Par une requête enregistrée le 17 juin 2024, M. B A, représenté par Me Pafundi , demande au juge des référés, sur le fondement de l'article L. 521-3 du code de justice administrative :

1°) de l'admettre au bénéfice de l'aide juridictionnelle à titre provisoire ;

2°) d'enjoindre à la préfète du Val-de-Marne de lui donner un rendez-vous et de lui délivrer son titre de voyage, dans un délai de quinze jours, à compter de la notification de l'ordonnance à intervenir sous astreinte de 300 euros par jour de retard, ;

3°) de mettre à la charge de l'État le versement à son conseil d'une somme de 1 500 euros hors taxes euros en application de l'article L. 761-1 du code de justice administrative et de l'article 37 de la loi du 10 juillet 1991 relative à l'aide juridique.
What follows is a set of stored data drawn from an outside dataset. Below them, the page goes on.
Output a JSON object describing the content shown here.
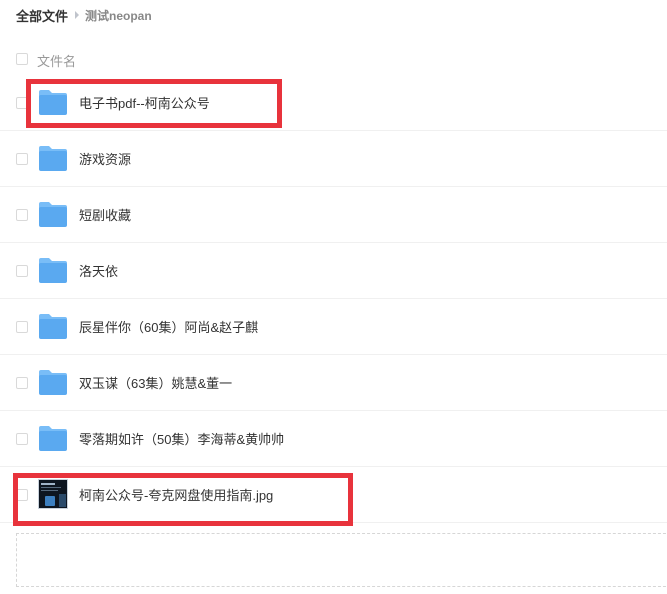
{
  "breadcrumb": {
    "root": "全部文件",
    "current": "测试neopan"
  },
  "header": {
    "name_label": "文件名"
  },
  "files": [
    {
      "name": "电子书pdf--柯南公众号",
      "type": "folder"
    },
    {
      "name": "游戏资源",
      "type": "folder"
    },
    {
      "name": "短剧收藏",
      "type": "folder"
    },
    {
      "name": "洛天依",
      "type": "folder"
    },
    {
      "name": "辰星伴你（60集）阿尚&赵子麒",
      "type": "folder"
    },
    {
      "name": "双玉谋（63集）姚慧&董一",
      "type": "folder"
    },
    {
      "name": "零落期如许（50集）李海蒂&黄帅帅",
      "type": "folder"
    },
    {
      "name": "柯南公众号-夸克网盘使用指南.jpg",
      "type": "image"
    }
  ],
  "colors": {
    "folder": "#5aa9f0",
    "folder_tab": "#79bdf7",
    "highlight": "#e8333c"
  }
}
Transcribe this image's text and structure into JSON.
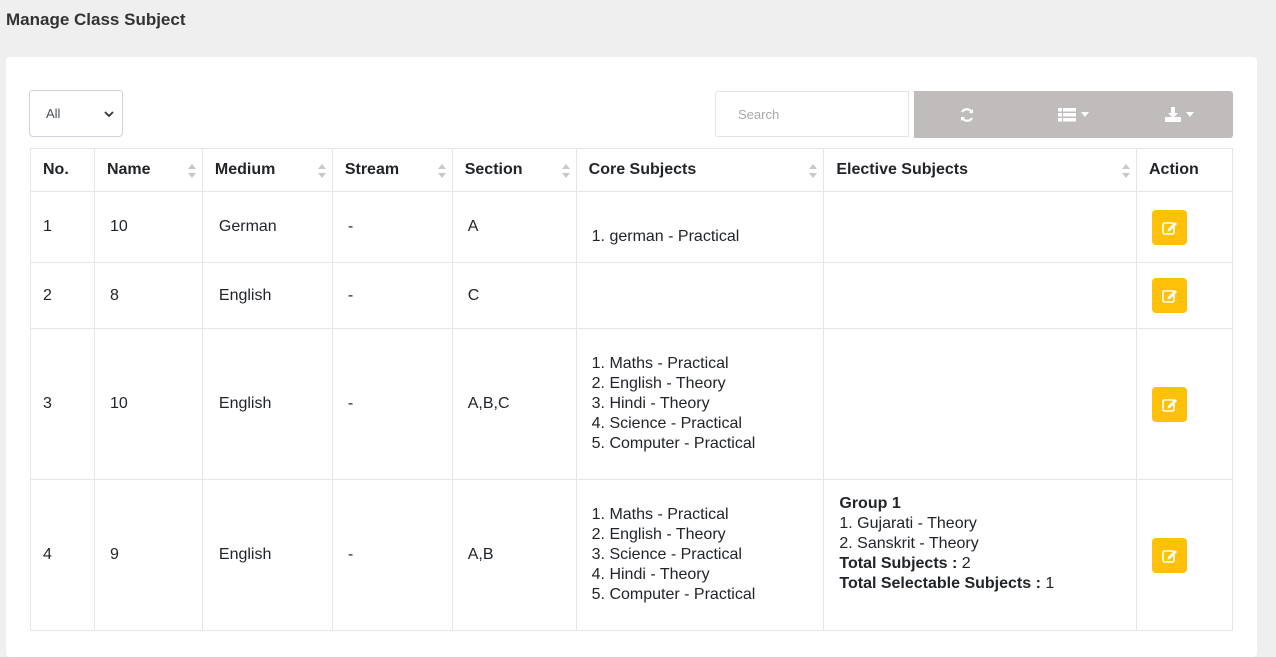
{
  "page": {
    "title": "Manage Class Subject"
  },
  "filter": {
    "selected": "All"
  },
  "search": {
    "placeholder": "Search"
  },
  "toolbar": {
    "buttons": [
      {
        "icon": "refresh-icon"
      },
      {
        "icon": "columns-icon"
      },
      {
        "icon": "export-icon"
      }
    ],
    "color": "#c1bcbc"
  },
  "table": {
    "headers": [
      "No.",
      "Name",
      "Medium",
      "Stream",
      "Section",
      "Core Subjects",
      "Elective Subjects",
      "Action"
    ],
    "rows": [
      {
        "no": "1",
        "name": "10",
        "medium": "German",
        "stream": "-",
        "section": "A",
        "core": [
          "1. german - Practical"
        ],
        "elective": null
      },
      {
        "no": "2",
        "name": "8",
        "medium": "English",
        "stream": "-",
        "section": "C",
        "core": [],
        "elective": null
      },
      {
        "no": "3",
        "name": "10",
        "medium": "English",
        "stream": "-",
        "section": "A,B,C",
        "core": [
          "1. Maths - Practical",
          "2. English - Theory",
          "3. Hindi - Theory",
          "4. Science - Practical",
          "5. Computer - Practical"
        ],
        "elective": null
      },
      {
        "no": "4",
        "name": "9",
        "medium": "English",
        "stream": "-",
        "section": "A,B",
        "core": [
          "1. Maths - Practical",
          "2. English - Theory",
          "3. Science - Practical",
          "4. Hindi - Theory",
          "5. Computer - Practical"
        ],
        "elective": {
          "group": "Group 1",
          "subjects": [
            "1. Gujarati - Theory",
            "2. Sanskrit - Theory"
          ],
          "total_label": "Total Subjects :",
          "total_value": "2",
          "selectable_label": "Total Selectable Subjects :",
          "selectable_value": "1"
        }
      }
    ]
  },
  "colors": {
    "action_button": "#ffc107"
  }
}
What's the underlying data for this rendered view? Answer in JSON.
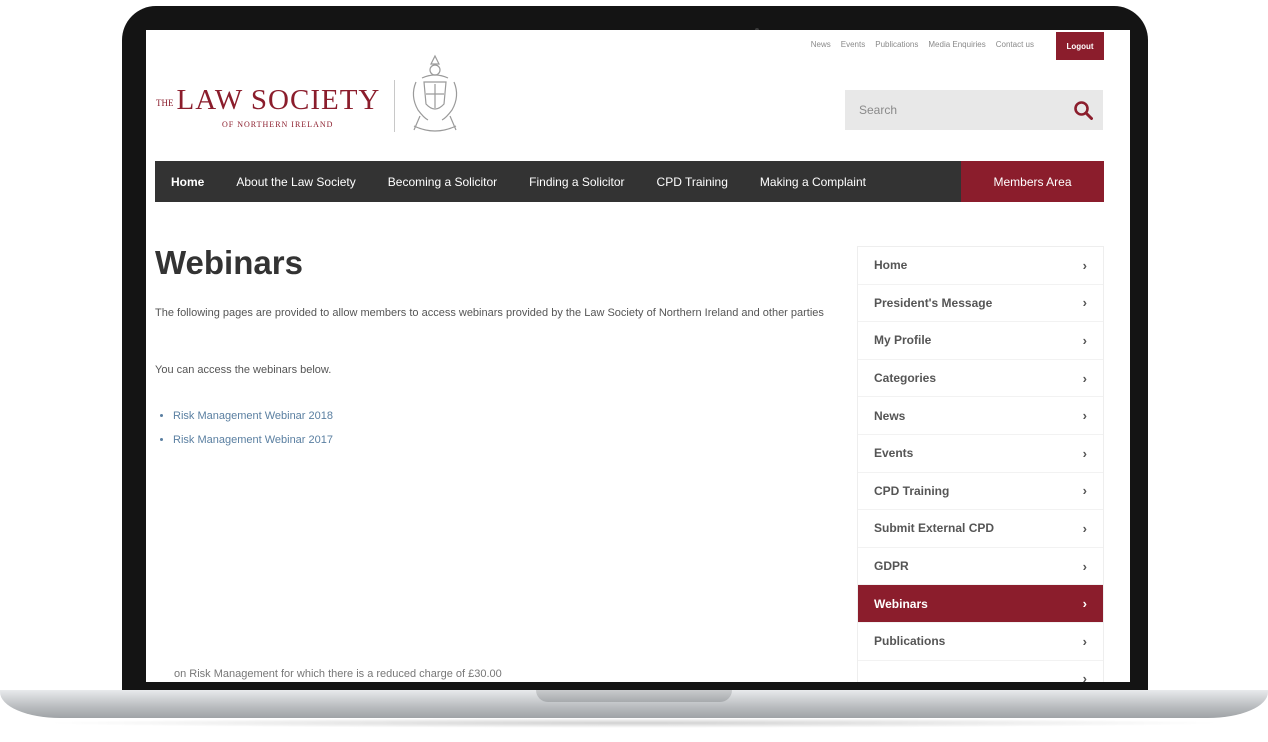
{
  "top_links": [
    "News",
    "Events",
    "Publications",
    "Media Enquiries",
    "Contact us"
  ],
  "logout_label": "Logout",
  "logo": {
    "prefix": "THE",
    "name": "LAW SOCIETY",
    "subtitle": "OF NORTHERN IRELAND"
  },
  "search": {
    "placeholder": "Search",
    "icon": "search-icon"
  },
  "nav": {
    "items": [
      "Home",
      "About the Law Society",
      "Becoming a Solicitor",
      "Finding a Solicitor",
      "CPD Training",
      "Making a Complaint"
    ],
    "members": "Members Area"
  },
  "main": {
    "title": "Webinars",
    "intro": "The following pages are provided to allow members to access webinars provided by the Law Society of Northern Ireland and other parties",
    "access_text": "You can access the webinars below.",
    "links": [
      "Risk Management Webinar 2018",
      "Risk Management Webinar 2017"
    ],
    "footer_note": "on Risk Management for which there is a reduced charge of £30.00"
  },
  "sidebar": {
    "items": [
      {
        "label": "Home",
        "active": false
      },
      {
        "label": "President's Message",
        "active": false
      },
      {
        "label": "My Profile",
        "active": false
      },
      {
        "label": "Categories",
        "active": false
      },
      {
        "label": "News",
        "active": false
      },
      {
        "label": "Events",
        "active": false
      },
      {
        "label": "CPD Training",
        "active": false
      },
      {
        "label": "Submit External CPD",
        "active": false
      },
      {
        "label": "GDPR",
        "active": false
      },
      {
        "label": "Webinars",
        "active": true
      },
      {
        "label": "Publications",
        "active": false
      },
      {
        "label": "",
        "active": false
      }
    ],
    "chevron": "›"
  },
  "colors": {
    "brand": "#8b1d2c",
    "nav_bg": "#333333",
    "link": "#5a7fa1"
  }
}
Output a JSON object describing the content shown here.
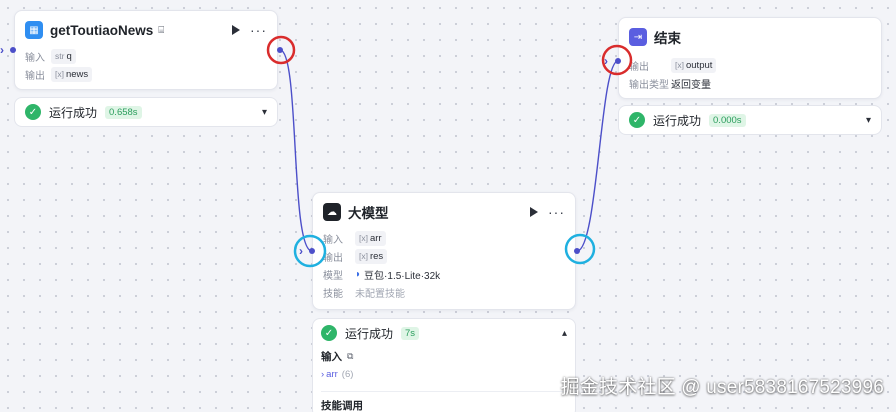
{
  "nodes": {
    "plugin": {
      "title": "getToutiaoNews",
      "input_label": "输入",
      "input_prefix": "str",
      "input_value": "q",
      "output_label": "输出",
      "output_prefix": "[x]",
      "output_value": "news",
      "status": "运行成功",
      "duration": "0.658s"
    },
    "llm": {
      "title": "大模型",
      "input_label": "输入",
      "input_prefix": "[x]",
      "input_value": "arr",
      "output_label": "输出",
      "output_prefix": "[x]",
      "output_value": "res",
      "model_label": "模型",
      "model_value": "豆包·1.5·Lite·32k",
      "skill_label": "技能",
      "skill_value": "未配置技能",
      "status": "运行成功",
      "duration": "7s",
      "panel_input_title": "输入",
      "panel_arr_label": "arr",
      "panel_arr_count": "(6)",
      "panel_skill_call": "技能调用"
    },
    "end": {
      "title": "结束",
      "output_label": "输出",
      "output_prefix": "[x]",
      "output_value": "output",
      "output_type_label": "输出类型",
      "output_type_value": "返回变量",
      "status": "运行成功",
      "duration": "0.000s"
    }
  },
  "colors": {
    "accent": "#4c4fc9",
    "success": "#2fb569",
    "highlight_red": "#d92c2c",
    "highlight_cyan": "#1fb0e0"
  },
  "watermark": "掘金技术社区 @ user5838167523996"
}
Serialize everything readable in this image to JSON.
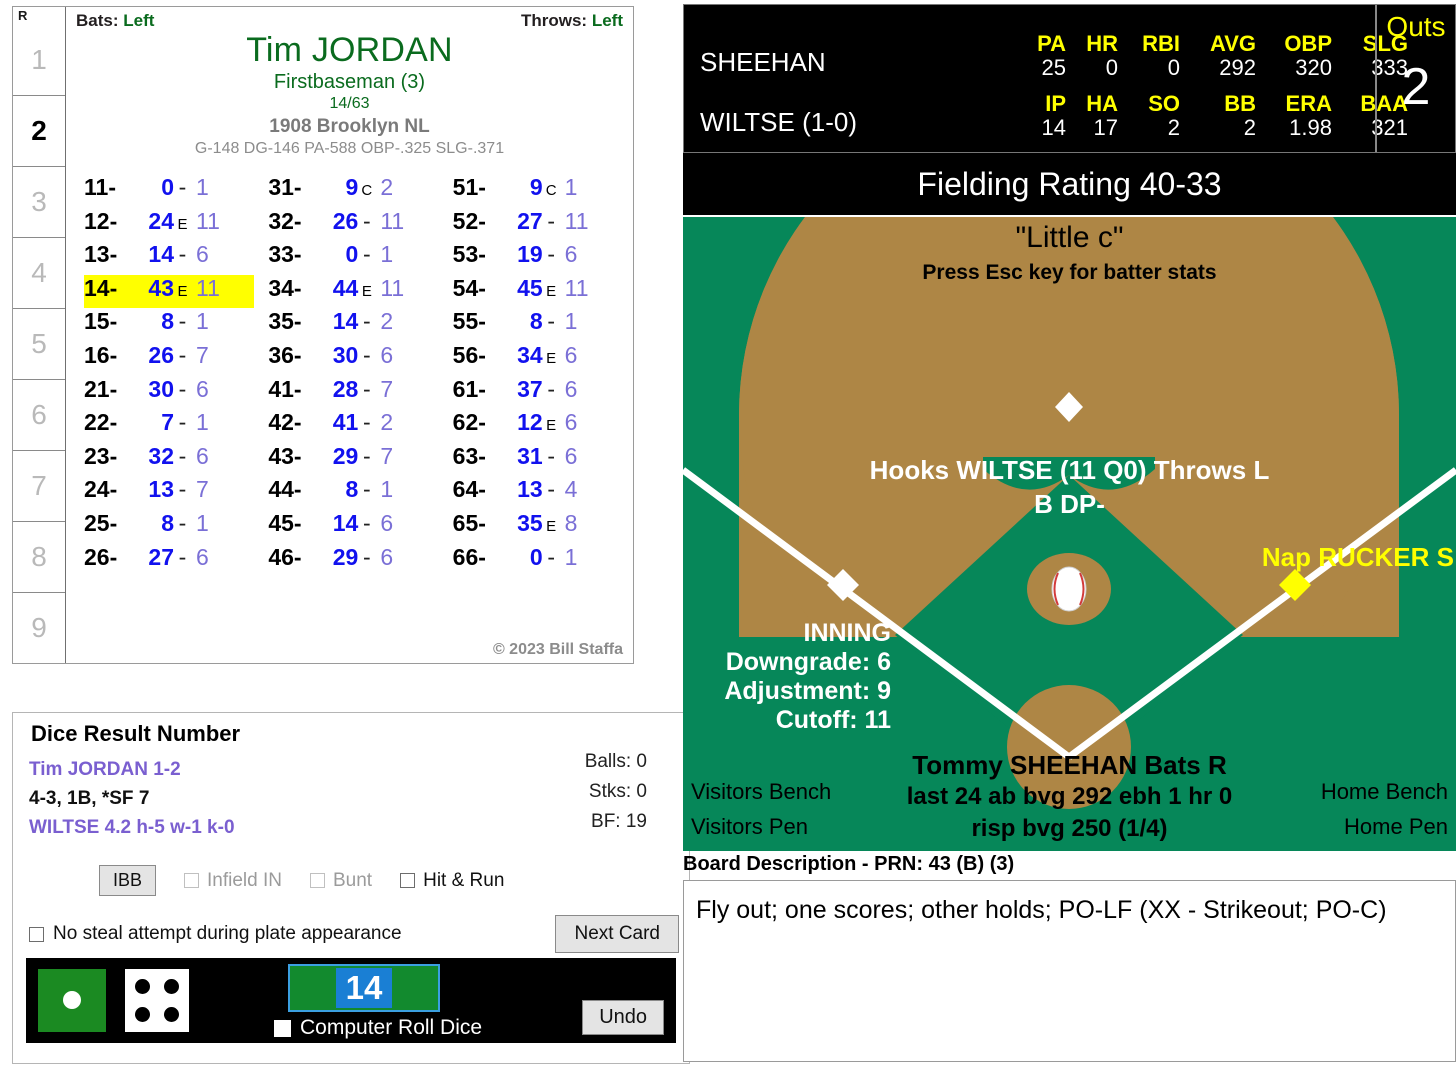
{
  "player_card": {
    "runner_header": "R",
    "runner_cells": [
      "1",
      "2",
      "3",
      "4",
      "5",
      "6",
      "7",
      "8",
      "9"
    ],
    "active_runner": "2",
    "bats_label": "Bats:",
    "bats_value": "Left",
    "throws_label": "Throws:",
    "throws_value": "Left",
    "name": "Tim JORDAN",
    "position": "Firstbaseman (3)",
    "fraction": "14/63",
    "team": "1908 Brooklyn NL",
    "stats": "G-148 DG-146 PA-588 OBP-.325 SLG-.371",
    "copyright": "© 2023 Bill Staffa",
    "highlight_key": "14-",
    "rows": [
      {
        "key": "11-",
        "main": "0",
        "sep": "-",
        "tail": "1"
      },
      {
        "key": "12-",
        "main": "24",
        "sep": "E",
        "tail": "11"
      },
      {
        "key": "13-",
        "main": "14",
        "sep": "-",
        "tail": "6"
      },
      {
        "key": "14-",
        "main": "43",
        "sep": "E",
        "tail": "11"
      },
      {
        "key": "15-",
        "main": "8",
        "sep": "-",
        "tail": "1"
      },
      {
        "key": "16-",
        "main": "26",
        "sep": "-",
        "tail": "7"
      },
      {
        "key": "21-",
        "main": "30",
        "sep": "-",
        "tail": "6"
      },
      {
        "key": "22-",
        "main": "7",
        "sep": "-",
        "tail": "1"
      },
      {
        "key": "23-",
        "main": "32",
        "sep": "-",
        "tail": "6"
      },
      {
        "key": "24-",
        "main": "13",
        "sep": "-",
        "tail": "7"
      },
      {
        "key": "25-",
        "main": "8",
        "sep": "-",
        "tail": "1"
      },
      {
        "key": "26-",
        "main": "27",
        "sep": "-",
        "tail": "6"
      },
      {
        "key": "31-",
        "main": "9",
        "sep": "C",
        "tail": "2"
      },
      {
        "key": "32-",
        "main": "26",
        "sep": "-",
        "tail": "11"
      },
      {
        "key": "33-",
        "main": "0",
        "sep": "-",
        "tail": "1"
      },
      {
        "key": "34-",
        "main": "44",
        "sep": "E",
        "tail": "11"
      },
      {
        "key": "35-",
        "main": "14",
        "sep": "-",
        "tail": "2"
      },
      {
        "key": "36-",
        "main": "30",
        "sep": "-",
        "tail": "6"
      },
      {
        "key": "41-",
        "main": "28",
        "sep": "-",
        "tail": "7"
      },
      {
        "key": "42-",
        "main": "41",
        "sep": "-",
        "tail": "2"
      },
      {
        "key": "43-",
        "main": "29",
        "sep": "-",
        "tail": "7"
      },
      {
        "key": "44-",
        "main": "8",
        "sep": "-",
        "tail": "1"
      },
      {
        "key": "45-",
        "main": "14",
        "sep": "-",
        "tail": "6"
      },
      {
        "key": "46-",
        "main": "29",
        "sep": "-",
        "tail": "6"
      },
      {
        "key": "51-",
        "main": "9",
        "sep": "C",
        "tail": "1"
      },
      {
        "key": "52-",
        "main": "27",
        "sep": "-",
        "tail": "11"
      },
      {
        "key": "53-",
        "main": "19",
        "sep": "-",
        "tail": "6"
      },
      {
        "key": "54-",
        "main": "45",
        "sep": "E",
        "tail": "11"
      },
      {
        "key": "55-",
        "main": "8",
        "sep": "-",
        "tail": "1"
      },
      {
        "key": "56-",
        "main": "34",
        "sep": "E",
        "tail": "6"
      },
      {
        "key": "61-",
        "main": "37",
        "sep": "-",
        "tail": "6"
      },
      {
        "key": "62-",
        "main": "12",
        "sep": "E",
        "tail": "6"
      },
      {
        "key": "63-",
        "main": "31",
        "sep": "-",
        "tail": "6"
      },
      {
        "key": "64-",
        "main": "13",
        "sep": "-",
        "tail": "4"
      },
      {
        "key": "65-",
        "main": "35",
        "sep": "E",
        "tail": "8"
      },
      {
        "key": "66-",
        "main": "0",
        "sep": "-",
        "tail": "1"
      }
    ]
  },
  "dice_panel": {
    "title": "Dice Result Number",
    "line1": "Tim JORDAN  1-2",
    "line2": "4-3, 1B, *SF 7",
    "line3": "WILTSE  4.2  h-5  w-1  k-0",
    "balls": "Balls: 0",
    "strikes": "Stks: 0",
    "bf": "BF: 19",
    "ibb_label": "IBB",
    "infield_in_label": "Infield IN",
    "bunt_label": "Bunt",
    "hit_run_label": "Hit & Run",
    "no_steal_label": "No steal attempt during plate appearance",
    "next_card_label": "Next Card",
    "computer_roll_label": "Computer Roll Dice",
    "undo_label": "Undo",
    "result_number": "14",
    "green_die_value": "1",
    "white_die_value": "4"
  },
  "scoreboard": {
    "batter_name": "SHEEHAN",
    "batter_headers": [
      "PA",
      "HR",
      "RBI",
      "AVG",
      "OBP",
      "SLG"
    ],
    "batter_values": [
      "25",
      "0",
      "0",
      "292",
      "320",
      "333"
    ],
    "pitcher_name": "WILTSE (1-0)",
    "pitcher_headers": [
      "IP",
      "HA",
      "SO",
      "BB",
      "ERA",
      "BAA"
    ],
    "pitcher_values": [
      "14",
      "17",
      "2",
      "2",
      "1.98",
      "321"
    ],
    "outs_label": "Outs",
    "outs_value": "2",
    "accent_color": "#ffff00"
  },
  "fielding": {
    "bar_text": "Fielding Rating 40-33"
  },
  "field": {
    "little_c": "\"Little c\"",
    "esc_hint": "Press Esc key for batter stats",
    "pitcher_line1": "Hooks WILTSE (11 Q0) Throws L",
    "pitcher_line2": "B DP-",
    "right_fielder": "Nap RUCKER S",
    "inning_label": "INNING",
    "downgrade": "Downgrade: 6",
    "adjustment": "Adjustment: 9",
    "cutoff": "Cutoff: 11",
    "batter_line1": "Tommy SHEEHAN Bats R",
    "batter_line2": "last 24 ab bvg 292 ebh 1 hr 0",
    "batter_line3": "risp bvg 250 (1/4)",
    "visitors_bench": "Visitors Bench",
    "visitors_pen": "Visitors Pen",
    "home_bench": "Home Bench",
    "home_pen": "Home Pen",
    "grass_color": "#068759",
    "dirt_color": "#ae8645"
  },
  "board_description": {
    "title": "Board Description - PRN: 43 (B) (3)",
    "body": "Fly out; one scores; other holds; PO-LF (XX - Strikeout; PO-C)"
  }
}
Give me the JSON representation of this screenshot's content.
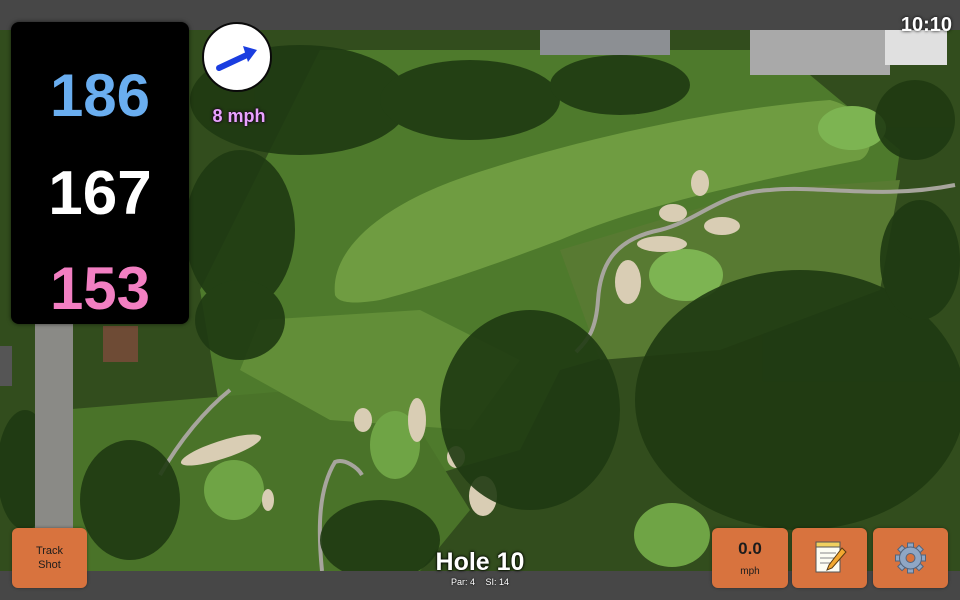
{
  "status_bar": {
    "time": "10:10"
  },
  "distances": {
    "back": "186",
    "middle": "167",
    "front": "153",
    "back_color": "#6aaef0",
    "middle_color": "#ffffff",
    "front_color": "#f27fc2"
  },
  "wind": {
    "speed": "8 mph",
    "direction_icon": "arrow-northeast-icon"
  },
  "track_button": {
    "label_line1": "Track",
    "label_line2": "Shot"
  },
  "speed_button": {
    "value": "0.0",
    "unit": "mph"
  },
  "notes_button": {
    "icon": "notepad-pencil-icon"
  },
  "settings_button": {
    "icon": "gear-icon"
  },
  "hole": {
    "title": "Hole 10",
    "par": "Par: 4",
    "stroke_index": "SI: 14"
  },
  "colors": {
    "button_orange": "#d8733e",
    "panel_black": "#000000",
    "bar_gray": "#474747",
    "wind_text": "#e9a2ff",
    "arrow_blue": "#1a3de0"
  }
}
Par un mémoire en défense enregistré le 3 juillet 2024, la préfète du Val-de-Marne, représentée par Me Termeau, conclut au non-lieu à statuer subsidiairement au rejet de la requête, en faisant valoir que M. A a été convoqué pour le 27 juin 2024 ce qui fait en tout état de cause obstacle à ce que la condition d'urgence soit regardée comme étant remplie.

Vu les autres pièces du dossier.

Vu :

- le code de l'entrée et du séjour des étrangers et du droit d'asile ;

- le code de justice administrative.

Considérant ce qui suit :

Sur la demande d'admission au bénéfice de l'aide juridictionnelle à titre provisoire :

1. Par une décision du 21 août 2024, le requérant a été admis au bénéfice de l'aide juridictionnelle totale. Par suite, sa demande d'admission au bénéfice de cette aide à titre provisoire sont devenues sans objet et il n'y a plus lieu d'y statuer.

Sur les autres conclusions :

2. Aux termes de l'article L. 521-3 du code de justice administrative : " En cas d'urgence et sur simple requête qui sera recevable même en l'absence de décision administrative préalable, le juge des référés peut ordonner toutes autres mesures utiles sans faire obstacle à l'exécution d'aucune décision ".

3. En cours d'instance, la préfète du Val-de-Marne indique avoir convoqué M. A le 27 juin 2024 en vue de retirer son titre de voyage. M. A ne soutient, cinq mois plus tard, ni que ce rendez-vous n'aurait pas effectivement eu lieu, ni que son titre de voyage ne lui aurait pas été remis. Dans ces conditions, les conclusions aux fins d'injonction et d'astreinte présentées par M. A doivent être regardées comme étant devenues sans objet et il n'y a plus lieu d'y statuer.

4. Dans les circonstances de l'espèce, il n'y a pas lieu de faire droit aux conclusions que M. A présente sur le fondement de l'article L. 761-1 du code de justice administrative et de l'article 37 de la loi du 10 juillet 1991 relative à l'aide juridique.

O R D O N N E :

Article 1er : Il n'y a plus lieu de statuer sur les conclusions aux fins d'injonction, d'astreinte et d'admission au bénéfice de l'aide juridictionnelle à titre provisoire présentées par M. A.

Article 2 : Le surplus des conclusions de la requête est rejeté.

Article 3 : La présente ordonnance sera notifiée à M. B A M. B A et au ministre de l'intérieur.

Copie en sera transmise au préfet du Val-de-Marne.

Fait à Melun, le 27 novembre 2024.

La juge des référés,

C. LEDAMOISEL

La République mande et ordonne au ministre de l'intérieur en ce qui le concerne ou à tous commissaires de justice à ce requis en ce qui concerne les voies de droit commun, contre les parties privées, de pourvoir à l'exécution de la présente décision.